Firstly, depending on whatever version of the origin you want to go with, he gets a tragic past.  He’s the widower who can’t take “she’s dead” for an answer so turns to the consolation that only the only the Eastern European occult scene can provide, and ends up stuck in a box in a windy, poorly-located castle for all eternity.

Every hundred years or so, he’ll get the chance to escape that box and take revenge on humankind, but before he even gets the chance to leave his clock tower, some fated religious type with a magic whip shows up and bam, it’s back in the box.  After a couple of centuries, it wasn’t even the Belmont family any more, and the magic whip wasn’t even a crucial requirement.  Any idiot that once met a Belmont at a bus stop could crash the party, kill all Dracula’s guests and mess poor Drac up with a kitchen knife.  His own son got in on the action too, which just makes us feel sorry for him all the more.

In the year 1999, Julius Belmont, winner of the 1998 ‘best dressed homeless guy’ award finally put an end to Dracula once and for all somehow.  Presumably, he beat the poor bastard extra hard, or convinced him just to give the fuck up.  That was the end for Dracula.  Endless rest, albeit in Hell.

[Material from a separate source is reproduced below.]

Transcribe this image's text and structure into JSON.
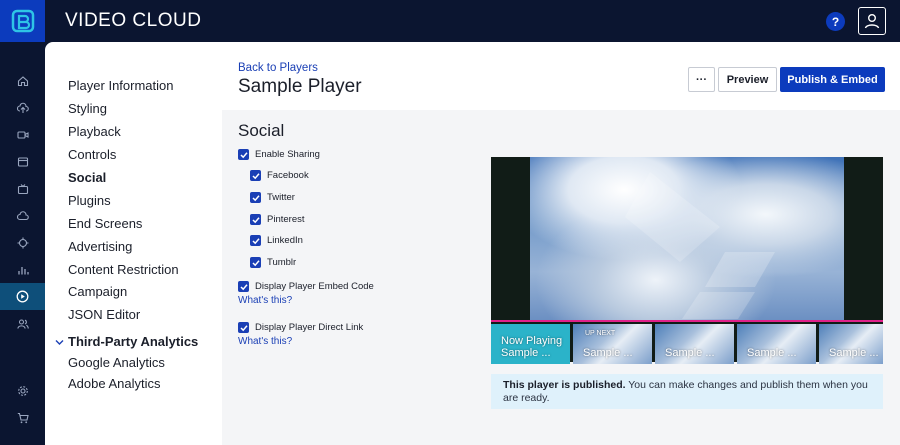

But no.  He can’t die, so his soul was reincarnated into metrosexual Japanese student, Soma Cruz.  To make matters worse, his old castle  flies out of the moon during an eclipse (a popular occurrence in Japan, so we’re told) and is now populated by some cult that wants to bring back the Dark Lord Dracula, presumably so they can film him getting whipped in the groin again and stick it on YouTube.